Photo 1 et 1bis - “Cercle noir” (cave ring) dans Tham En ( R. Huttler, 2008)
Ces spéléothèmes très particuliers ne sont cependant pas nouveaux. Brouquisse rapporte des observations similaires dans Tham Boumlou (Nam Pakan aval, Galerie des Sentinelles de pierre) en 2002. Au Nord-Laos, Renouard et col. (2001) signalent la présence de centaines de ces cercles dans Tham Lom, près de Van Vieng.
Ils ne sont pas non plus exclusifs au Laos, puisque quelques observations, réalisées au Brésil et en Italie ont été déjà publiées (Montanaro, 1992 ; Auler, 1993 ; Hill et Forti, 1998…). Le phénomène nous a paru suffisamment intéressant et inhabituel pour que, depuis 2008, nous procédions à une étude un peu approfondie de ses différents aspects.
Figure 1 - Relation entre diamètre des cercles et hauteur de voûte dans Tham En.
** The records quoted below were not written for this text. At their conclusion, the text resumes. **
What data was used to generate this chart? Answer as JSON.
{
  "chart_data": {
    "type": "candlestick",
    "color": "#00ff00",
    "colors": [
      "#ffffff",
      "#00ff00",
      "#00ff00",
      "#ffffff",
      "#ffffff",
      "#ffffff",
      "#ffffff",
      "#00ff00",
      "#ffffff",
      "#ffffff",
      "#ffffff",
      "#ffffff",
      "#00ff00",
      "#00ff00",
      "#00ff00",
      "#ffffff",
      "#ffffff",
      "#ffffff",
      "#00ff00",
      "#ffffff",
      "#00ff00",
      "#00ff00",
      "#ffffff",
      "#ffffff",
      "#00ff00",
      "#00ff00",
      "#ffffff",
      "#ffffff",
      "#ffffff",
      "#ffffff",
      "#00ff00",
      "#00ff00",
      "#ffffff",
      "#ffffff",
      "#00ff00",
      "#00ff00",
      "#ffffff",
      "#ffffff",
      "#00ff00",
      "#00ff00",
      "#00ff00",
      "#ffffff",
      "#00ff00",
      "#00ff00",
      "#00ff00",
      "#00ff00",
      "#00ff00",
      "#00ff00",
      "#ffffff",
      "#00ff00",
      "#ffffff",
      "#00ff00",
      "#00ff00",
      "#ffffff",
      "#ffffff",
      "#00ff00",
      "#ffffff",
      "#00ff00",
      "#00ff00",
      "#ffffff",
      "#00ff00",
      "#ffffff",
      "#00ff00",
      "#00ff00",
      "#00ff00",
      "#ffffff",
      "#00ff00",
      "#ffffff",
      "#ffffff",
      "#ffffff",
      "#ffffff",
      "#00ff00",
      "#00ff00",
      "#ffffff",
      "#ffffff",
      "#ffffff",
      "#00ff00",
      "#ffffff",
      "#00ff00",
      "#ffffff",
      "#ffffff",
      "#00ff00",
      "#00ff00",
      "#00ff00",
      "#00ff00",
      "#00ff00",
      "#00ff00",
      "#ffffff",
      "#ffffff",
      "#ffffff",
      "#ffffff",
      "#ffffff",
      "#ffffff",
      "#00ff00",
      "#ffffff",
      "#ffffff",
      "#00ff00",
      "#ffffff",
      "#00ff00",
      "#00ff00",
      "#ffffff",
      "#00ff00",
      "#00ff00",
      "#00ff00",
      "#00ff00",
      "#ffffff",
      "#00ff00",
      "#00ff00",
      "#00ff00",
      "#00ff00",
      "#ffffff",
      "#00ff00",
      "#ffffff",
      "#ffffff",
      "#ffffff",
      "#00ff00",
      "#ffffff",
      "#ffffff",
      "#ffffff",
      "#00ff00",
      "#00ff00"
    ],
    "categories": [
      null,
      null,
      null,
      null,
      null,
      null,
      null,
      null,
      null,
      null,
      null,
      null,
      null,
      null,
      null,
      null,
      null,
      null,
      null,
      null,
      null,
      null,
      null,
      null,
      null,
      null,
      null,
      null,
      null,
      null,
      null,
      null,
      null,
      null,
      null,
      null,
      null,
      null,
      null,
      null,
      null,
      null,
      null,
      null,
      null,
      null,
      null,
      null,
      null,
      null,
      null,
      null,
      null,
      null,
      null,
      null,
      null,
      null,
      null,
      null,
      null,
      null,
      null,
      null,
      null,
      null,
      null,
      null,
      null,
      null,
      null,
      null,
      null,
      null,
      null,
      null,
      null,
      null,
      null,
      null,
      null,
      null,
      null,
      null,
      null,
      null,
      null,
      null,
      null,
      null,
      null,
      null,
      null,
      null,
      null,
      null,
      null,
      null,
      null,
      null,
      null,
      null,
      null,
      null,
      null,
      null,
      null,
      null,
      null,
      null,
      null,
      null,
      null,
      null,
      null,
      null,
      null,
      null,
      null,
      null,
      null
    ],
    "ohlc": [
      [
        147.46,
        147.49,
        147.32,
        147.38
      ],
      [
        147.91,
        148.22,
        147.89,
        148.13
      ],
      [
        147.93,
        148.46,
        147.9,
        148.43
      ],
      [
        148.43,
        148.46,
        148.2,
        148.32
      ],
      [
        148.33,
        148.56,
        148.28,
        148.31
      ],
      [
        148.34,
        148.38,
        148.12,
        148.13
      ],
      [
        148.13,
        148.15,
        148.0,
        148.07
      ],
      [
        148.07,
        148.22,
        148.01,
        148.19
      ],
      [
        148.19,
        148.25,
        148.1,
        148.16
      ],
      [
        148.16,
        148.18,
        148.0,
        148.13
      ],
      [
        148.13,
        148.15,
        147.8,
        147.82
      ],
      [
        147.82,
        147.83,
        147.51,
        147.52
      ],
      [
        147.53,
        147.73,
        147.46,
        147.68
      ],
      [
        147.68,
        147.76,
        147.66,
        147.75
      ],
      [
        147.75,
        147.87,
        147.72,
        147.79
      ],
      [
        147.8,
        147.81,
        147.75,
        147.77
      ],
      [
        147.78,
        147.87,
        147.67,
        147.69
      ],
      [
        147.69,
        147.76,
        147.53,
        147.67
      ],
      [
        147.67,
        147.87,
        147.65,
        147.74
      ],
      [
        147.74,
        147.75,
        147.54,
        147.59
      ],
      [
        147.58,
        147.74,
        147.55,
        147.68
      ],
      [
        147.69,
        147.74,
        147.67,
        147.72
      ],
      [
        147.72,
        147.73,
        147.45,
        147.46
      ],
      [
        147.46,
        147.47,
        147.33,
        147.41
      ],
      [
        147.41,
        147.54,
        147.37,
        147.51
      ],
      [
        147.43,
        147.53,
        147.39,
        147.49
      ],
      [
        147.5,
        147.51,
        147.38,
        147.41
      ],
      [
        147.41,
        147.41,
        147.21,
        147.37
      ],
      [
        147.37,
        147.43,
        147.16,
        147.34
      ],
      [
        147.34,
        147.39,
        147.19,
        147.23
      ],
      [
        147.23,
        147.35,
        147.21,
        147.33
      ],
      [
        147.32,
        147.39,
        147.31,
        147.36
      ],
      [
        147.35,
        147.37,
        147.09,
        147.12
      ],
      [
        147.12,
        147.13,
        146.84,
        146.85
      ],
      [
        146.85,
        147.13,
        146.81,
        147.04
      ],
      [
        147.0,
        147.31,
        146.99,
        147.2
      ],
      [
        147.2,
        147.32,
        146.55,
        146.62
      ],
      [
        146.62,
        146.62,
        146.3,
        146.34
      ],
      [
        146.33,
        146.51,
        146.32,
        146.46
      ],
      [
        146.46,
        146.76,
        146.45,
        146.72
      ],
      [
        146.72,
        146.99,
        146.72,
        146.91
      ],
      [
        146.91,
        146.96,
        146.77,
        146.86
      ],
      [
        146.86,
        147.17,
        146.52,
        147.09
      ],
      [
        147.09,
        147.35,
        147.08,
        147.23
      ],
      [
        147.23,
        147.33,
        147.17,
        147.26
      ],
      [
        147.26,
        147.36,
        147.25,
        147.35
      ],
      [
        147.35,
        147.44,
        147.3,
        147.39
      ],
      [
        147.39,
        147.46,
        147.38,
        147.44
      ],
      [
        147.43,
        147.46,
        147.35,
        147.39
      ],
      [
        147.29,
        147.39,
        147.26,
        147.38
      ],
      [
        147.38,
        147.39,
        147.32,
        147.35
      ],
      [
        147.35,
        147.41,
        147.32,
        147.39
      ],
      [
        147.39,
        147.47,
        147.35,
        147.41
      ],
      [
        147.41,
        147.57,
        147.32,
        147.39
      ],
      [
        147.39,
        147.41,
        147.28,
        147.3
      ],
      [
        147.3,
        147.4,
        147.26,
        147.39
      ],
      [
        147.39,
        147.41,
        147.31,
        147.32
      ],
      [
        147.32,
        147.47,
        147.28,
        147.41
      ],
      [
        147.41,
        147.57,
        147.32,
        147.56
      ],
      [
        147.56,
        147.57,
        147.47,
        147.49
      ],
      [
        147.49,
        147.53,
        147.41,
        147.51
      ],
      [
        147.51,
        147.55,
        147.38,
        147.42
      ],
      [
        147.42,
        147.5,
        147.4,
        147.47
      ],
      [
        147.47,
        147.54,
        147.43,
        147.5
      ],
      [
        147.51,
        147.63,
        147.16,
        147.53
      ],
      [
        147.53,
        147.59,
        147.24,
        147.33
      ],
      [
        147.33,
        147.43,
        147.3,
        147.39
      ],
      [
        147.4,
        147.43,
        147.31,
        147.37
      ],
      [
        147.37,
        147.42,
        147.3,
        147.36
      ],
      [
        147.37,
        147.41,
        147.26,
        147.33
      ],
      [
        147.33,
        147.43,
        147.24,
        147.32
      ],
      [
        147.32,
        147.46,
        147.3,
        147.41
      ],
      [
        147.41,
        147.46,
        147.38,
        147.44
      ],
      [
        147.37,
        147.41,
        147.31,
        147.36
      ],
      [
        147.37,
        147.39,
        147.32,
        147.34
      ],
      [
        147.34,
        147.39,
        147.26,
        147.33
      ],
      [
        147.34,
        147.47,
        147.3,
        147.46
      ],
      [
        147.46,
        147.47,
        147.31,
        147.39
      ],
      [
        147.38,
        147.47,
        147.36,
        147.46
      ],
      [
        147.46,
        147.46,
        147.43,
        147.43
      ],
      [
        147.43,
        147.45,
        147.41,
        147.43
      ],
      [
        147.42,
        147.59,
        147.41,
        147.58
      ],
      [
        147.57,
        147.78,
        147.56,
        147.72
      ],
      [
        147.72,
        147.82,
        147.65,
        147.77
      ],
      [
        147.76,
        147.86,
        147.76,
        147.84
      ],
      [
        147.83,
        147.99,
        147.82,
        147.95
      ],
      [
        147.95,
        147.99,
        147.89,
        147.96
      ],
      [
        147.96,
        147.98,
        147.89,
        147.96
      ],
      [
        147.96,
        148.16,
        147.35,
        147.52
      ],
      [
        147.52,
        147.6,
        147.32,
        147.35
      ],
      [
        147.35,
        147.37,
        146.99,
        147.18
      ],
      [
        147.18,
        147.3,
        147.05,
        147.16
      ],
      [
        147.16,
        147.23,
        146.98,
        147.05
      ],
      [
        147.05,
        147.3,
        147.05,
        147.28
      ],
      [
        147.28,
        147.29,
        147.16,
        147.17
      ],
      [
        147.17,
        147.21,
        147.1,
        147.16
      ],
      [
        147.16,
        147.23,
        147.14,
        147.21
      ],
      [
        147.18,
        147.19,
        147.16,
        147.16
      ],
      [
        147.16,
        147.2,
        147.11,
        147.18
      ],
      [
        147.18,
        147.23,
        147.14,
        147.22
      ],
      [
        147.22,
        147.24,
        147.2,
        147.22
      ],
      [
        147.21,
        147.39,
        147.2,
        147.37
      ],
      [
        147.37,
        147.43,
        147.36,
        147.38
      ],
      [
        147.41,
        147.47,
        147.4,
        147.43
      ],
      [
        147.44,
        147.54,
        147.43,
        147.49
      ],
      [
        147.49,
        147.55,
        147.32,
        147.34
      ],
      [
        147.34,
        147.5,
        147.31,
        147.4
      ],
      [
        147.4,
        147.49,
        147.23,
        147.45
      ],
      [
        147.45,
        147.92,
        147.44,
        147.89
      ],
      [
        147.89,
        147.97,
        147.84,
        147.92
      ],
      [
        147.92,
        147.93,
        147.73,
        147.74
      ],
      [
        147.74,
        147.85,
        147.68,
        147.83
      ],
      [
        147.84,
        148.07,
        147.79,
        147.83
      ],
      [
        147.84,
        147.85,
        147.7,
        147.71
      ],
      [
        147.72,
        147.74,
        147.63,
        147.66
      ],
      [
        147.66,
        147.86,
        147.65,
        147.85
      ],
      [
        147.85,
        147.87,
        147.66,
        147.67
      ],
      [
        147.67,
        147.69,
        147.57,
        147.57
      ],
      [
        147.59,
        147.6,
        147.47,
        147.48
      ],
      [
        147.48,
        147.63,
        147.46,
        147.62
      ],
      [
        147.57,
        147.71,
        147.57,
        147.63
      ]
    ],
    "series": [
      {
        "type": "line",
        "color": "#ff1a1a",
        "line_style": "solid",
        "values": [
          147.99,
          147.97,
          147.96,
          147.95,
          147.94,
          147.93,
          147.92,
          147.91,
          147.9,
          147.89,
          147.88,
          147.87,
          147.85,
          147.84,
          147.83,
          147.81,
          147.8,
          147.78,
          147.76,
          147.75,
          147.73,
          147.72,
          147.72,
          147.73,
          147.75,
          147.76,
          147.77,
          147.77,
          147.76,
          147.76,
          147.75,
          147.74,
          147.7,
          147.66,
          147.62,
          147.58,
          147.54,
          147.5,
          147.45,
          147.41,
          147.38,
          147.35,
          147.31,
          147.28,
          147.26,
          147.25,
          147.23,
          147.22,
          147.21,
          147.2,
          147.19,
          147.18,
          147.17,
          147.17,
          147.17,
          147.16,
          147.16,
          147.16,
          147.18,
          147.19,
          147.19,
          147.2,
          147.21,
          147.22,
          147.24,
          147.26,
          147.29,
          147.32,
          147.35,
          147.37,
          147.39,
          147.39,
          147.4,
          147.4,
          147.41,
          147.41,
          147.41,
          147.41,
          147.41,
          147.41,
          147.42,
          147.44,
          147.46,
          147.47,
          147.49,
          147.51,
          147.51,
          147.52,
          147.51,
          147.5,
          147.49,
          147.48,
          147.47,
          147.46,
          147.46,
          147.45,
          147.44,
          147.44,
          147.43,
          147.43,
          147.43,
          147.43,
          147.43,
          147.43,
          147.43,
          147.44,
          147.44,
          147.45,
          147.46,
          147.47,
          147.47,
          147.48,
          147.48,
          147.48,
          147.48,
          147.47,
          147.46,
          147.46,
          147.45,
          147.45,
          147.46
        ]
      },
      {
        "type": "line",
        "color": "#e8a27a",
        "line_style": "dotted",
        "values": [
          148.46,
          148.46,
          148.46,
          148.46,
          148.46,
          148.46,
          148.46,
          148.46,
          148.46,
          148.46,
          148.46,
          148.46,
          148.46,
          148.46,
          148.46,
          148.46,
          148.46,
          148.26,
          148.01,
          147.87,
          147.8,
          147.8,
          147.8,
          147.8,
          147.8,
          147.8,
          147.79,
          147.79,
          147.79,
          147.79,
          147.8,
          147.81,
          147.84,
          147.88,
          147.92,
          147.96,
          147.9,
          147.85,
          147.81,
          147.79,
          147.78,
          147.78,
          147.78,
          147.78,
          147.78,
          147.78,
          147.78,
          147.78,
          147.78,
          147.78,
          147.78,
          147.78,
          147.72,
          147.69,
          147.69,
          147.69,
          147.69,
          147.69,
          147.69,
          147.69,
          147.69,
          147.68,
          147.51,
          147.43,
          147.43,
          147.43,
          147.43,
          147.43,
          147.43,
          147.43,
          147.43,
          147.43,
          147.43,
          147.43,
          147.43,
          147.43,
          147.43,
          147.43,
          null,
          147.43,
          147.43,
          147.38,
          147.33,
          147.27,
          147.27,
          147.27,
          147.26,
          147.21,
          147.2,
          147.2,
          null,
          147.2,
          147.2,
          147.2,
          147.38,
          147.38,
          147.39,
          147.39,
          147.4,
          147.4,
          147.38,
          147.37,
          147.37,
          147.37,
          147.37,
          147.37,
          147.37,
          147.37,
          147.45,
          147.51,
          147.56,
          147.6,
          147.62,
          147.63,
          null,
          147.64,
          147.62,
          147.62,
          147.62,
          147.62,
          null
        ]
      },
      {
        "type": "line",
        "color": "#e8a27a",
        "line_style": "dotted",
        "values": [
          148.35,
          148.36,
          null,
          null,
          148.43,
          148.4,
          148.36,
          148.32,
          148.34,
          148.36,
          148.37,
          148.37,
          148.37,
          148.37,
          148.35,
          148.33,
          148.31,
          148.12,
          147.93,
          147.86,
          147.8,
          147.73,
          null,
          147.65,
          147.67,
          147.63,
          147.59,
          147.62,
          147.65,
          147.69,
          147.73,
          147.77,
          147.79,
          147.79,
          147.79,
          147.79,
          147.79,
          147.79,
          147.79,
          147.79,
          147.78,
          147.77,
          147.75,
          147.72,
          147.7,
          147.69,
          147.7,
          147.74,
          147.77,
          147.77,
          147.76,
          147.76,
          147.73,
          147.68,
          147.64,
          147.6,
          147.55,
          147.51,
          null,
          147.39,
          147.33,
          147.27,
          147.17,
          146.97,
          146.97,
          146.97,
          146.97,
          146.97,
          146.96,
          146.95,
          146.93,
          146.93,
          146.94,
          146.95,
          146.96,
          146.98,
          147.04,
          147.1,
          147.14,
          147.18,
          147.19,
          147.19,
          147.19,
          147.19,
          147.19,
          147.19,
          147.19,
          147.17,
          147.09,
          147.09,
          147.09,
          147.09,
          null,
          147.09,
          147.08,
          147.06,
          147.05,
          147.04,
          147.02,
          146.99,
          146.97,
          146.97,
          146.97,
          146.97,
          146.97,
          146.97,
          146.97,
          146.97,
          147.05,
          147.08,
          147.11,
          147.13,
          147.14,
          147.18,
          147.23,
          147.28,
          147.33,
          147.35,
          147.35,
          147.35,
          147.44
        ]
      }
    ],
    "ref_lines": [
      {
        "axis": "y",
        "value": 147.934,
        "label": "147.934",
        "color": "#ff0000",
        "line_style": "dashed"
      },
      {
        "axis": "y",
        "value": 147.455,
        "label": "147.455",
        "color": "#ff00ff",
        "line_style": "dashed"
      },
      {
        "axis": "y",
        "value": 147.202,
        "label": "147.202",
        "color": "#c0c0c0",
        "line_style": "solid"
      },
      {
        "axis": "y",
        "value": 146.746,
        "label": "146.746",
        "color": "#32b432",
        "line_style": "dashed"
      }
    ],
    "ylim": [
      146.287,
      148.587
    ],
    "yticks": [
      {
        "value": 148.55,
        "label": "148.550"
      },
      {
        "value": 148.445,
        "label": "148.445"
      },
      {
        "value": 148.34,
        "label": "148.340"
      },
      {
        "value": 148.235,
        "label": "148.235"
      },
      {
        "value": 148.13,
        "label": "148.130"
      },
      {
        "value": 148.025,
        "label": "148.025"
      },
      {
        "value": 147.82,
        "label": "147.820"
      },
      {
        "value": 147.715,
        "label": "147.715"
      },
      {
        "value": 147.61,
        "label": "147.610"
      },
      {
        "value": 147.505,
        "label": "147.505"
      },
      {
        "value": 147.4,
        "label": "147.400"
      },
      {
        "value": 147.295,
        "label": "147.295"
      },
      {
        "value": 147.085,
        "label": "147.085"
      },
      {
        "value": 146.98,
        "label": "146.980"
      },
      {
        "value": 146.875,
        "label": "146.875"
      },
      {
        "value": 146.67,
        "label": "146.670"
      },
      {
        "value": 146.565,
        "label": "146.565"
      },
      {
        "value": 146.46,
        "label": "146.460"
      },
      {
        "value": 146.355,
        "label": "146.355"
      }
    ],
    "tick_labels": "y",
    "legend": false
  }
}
La couleur des points correspond à trois séries de mesures, dans des secteurs différents de la cavité. La vitesse d'impact (trait fin), calculée pour une goutte de 5 mm de diamètre, est également reportée sur le graphe.
Deux mécanismes ont été proposés pour expliquer ces formations. Hill et Forti (1998) pensent qu'il s'agit de projections liées à l'impact sur le sol des gouttes tombant de la voûte (splash rings). Cependant, il semble très peu probable que le mécanisme de formation puisse être celui d'un rebond. Il faudrait en effet que les gouttes rebondissent et soient fractionnées indépendamment de la nature et de la géométrie du sol, pour se déposer en cercles parfaits mesurant parfois plusieurs mètres de diamètre. La photo 2 montre que ce n’est pas ce qui habituellement constaté ! On pourrait admettre qu'exceptionnellement ce puisse être le cas, mais le fait que les cercles soient souvent observés en abondance sur des zones délimitées oblige à reposer le problème. Il s'agit d'un phénomène spécifique à certaines zones dans quelques cavités. Par ailleurs, le diamètre des cercles devrait être directement lié à la vitesse des gouttes lors de l'impact au sol. Cette vitesse augmente d'abord en fonction de la hauteur de chute suivant une relation v2 = 2 g.h, mais tend ensuite vers une valeur constante en raison du frottement avec l'air (force de traînée).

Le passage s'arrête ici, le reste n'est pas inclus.